OK, clerks, this one’s for your pastor. (One little hint, though... if you do pass it on to him or her, accompany it with this disclaimer: “Don’t assume, because I’ve giving this to you, that I think you’re showing signs of burnout.” It’s a preventative thing.)
Anne Dilenschneider wrote an article in the August 12 Huffington Post, “Soul Care and the Roots of Clergy Burnout,” that’s well worth reading. She recalls a couple of articles that recently appeared in, of all places, the New York Times, one on the importance of ministerial vacations and the other on surviving through church conflict over the nature of the pastoral role. What I like best is her recalling H. Richard Niebuhr’s observation (in his landmark 1956 book, The Purpose of the Church and Its Ministry) of how ministry in the 20th century increasingly became modeled after secular business-management practices. Niebuhr wrote at mid-century, but the trends he identified back then only grew stronger in the years that followed. As churches (particularly mainline Protestant churches) moved into the new suburbs, most people came to define those spanking-new buildings as places where programs happen. Along with that, the role of the pastor gradually morphed into that of coordinator and manager of those programs. Other ministry tasks became secondary.
After decades of steadily-declining church membership, lots of pastors have given in to a kind of quiet despair, wondering if perhaps they’re personally responsible for the losses (I know I have, at times, but I got over it – especially once I realized it was happening everywhere, even across denominations).
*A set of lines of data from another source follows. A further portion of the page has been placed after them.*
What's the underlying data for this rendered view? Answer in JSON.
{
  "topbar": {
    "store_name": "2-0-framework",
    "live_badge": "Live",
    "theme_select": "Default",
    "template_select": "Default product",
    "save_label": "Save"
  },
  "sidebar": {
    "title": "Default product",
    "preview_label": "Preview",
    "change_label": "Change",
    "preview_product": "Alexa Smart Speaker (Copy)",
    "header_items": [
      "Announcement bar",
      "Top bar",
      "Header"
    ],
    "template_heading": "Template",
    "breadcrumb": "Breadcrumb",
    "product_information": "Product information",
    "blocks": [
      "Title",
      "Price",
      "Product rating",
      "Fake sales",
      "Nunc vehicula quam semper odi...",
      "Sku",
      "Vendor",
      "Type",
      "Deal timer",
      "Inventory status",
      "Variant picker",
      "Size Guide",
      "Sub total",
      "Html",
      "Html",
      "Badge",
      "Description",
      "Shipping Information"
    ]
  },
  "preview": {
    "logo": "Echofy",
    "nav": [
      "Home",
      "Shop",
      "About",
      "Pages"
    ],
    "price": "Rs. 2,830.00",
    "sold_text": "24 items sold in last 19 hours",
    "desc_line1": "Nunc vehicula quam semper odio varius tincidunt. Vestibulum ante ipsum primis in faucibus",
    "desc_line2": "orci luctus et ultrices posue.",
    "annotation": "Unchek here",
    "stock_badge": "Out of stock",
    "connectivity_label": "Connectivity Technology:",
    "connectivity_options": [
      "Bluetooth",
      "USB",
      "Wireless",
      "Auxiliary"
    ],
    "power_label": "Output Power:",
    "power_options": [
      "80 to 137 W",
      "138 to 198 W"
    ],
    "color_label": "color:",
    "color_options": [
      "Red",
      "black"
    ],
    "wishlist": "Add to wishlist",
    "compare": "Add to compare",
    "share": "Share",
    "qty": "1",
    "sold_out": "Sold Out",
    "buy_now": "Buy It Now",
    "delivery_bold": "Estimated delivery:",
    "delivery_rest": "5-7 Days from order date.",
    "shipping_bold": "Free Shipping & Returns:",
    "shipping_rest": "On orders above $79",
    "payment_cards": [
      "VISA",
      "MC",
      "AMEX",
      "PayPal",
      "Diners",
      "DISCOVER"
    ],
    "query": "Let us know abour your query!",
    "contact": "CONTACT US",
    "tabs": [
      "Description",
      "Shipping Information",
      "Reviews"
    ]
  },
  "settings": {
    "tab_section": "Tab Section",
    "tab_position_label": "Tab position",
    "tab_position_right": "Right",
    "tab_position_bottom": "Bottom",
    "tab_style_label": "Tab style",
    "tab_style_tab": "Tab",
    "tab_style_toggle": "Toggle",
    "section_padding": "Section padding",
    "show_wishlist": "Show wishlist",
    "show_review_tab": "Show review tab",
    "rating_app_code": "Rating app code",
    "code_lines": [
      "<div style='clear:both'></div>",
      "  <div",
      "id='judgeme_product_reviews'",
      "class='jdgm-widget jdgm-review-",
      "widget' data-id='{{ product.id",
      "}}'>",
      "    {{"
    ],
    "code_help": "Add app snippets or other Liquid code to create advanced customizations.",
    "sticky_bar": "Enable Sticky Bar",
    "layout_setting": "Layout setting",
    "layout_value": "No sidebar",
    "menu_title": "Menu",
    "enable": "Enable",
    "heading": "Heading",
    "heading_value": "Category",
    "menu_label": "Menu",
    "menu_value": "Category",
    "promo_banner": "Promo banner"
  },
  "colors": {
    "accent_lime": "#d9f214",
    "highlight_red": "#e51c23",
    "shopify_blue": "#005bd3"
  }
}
Sociologists like Robert Wuthnow, in After the Baby Boomers, have identified certain demographic trends – especially the shrinking birth rate, the postponement of the average age of marriage, and the growth of two-paycheck households – that, on their own, easily account for these numerical losses.
Way back in the 1950s, Niebuhr picked up on the trend of transforming ministry into management, and was critical of it. Calling ministry "the perplexed profession," he warned of a particular abuse of the ministerial office, based on an extreme form of this thinking: the image of the pastor as “Big Operator.” The name says it all.
Many of us who were in seminary in the 1970s and 80s were well aware of the rapid growth of clinical counseling training as a central feature of theological education. The Clinical Pastoral Education movement – valuable in itself, although some people overdid it – presented a whole, new model for pastoral ministry: that of ordained psychotherapist. Again, the introduction of clinical counseling techniques into pastoral counseling brought about some helpful improvements, but if you take it too far, you highjack the minister’s role and claim it for the world of psychology.
Then, along came spiritual direction. That emphasis was just starting to appear when I was in seminary, and has grown steadily stronger since then. Because the Roman Catholics, with their centuries-old traditions of spiritual formation, have been at it a lot longer than we have, most Protestants leading that particular charge have unabashedly borrowed ideas and practices from Rome, tweaking them here and there, when needed, to fit our theology.
Writing as a spiritual director, Dilenschneider naturally believes the solution to ministerial malaise lies in learning how to pray better. For her, this likely means signing on with a trained spiritual director like herself. There’s something to that, of course – for, who wants to go to the Big Operator or the Ordained Psychotherapist to learn how to pray?
I think she’s got something there, but – because she’s a spiritual director herself – I have to confess just a little skepticism about spiritual direction being the cure-all. She kind of reminds me of some chiropractors who are venturing out, these days, way beyond traditional spine adjustments. Some chiropractors are getting into everything from weight loss to treating kids with ADHD. (I’ve never visited a chiropractor, myself, and have no intention of ever going, but that’s what I see in some of the ads.)
While I disagree with Dilenschneider’s easy assumption that pre-1920s Protestant ministers saw themselves as “curates,” engaged in “the cure of souls” above all else (I suspect that’s a more recent import from Roman Catholicism or high-church Anglicanism), I think she’s right on with this statement:
“The witness of spiritual directors over the centuries is that the leader’s need to ‘make a difference’ – the need to find personal significance through effectiveness -- must be set aside in order to be ‘made different’ – the deeper need to discover one’s renewed identity through relationship with God.”
Whether that personal renewal happens through sitting down every couple weeks with a spiritual director, or simply by marveling at the consistent, gentle touch of the Holy Spirit through the weekly discipline of moving from text to sermon (which is more my cup of tea), she’s absolutely right – we pastors have got to allow God to continually nudge us in the direction of personal growth, if we’re going to remain in this joyous, frustrating, inspiring, draining, life-giving occupation for the long haul.
We are indeed grateful to you elders when you help us make space in our lives for the Lord to do that.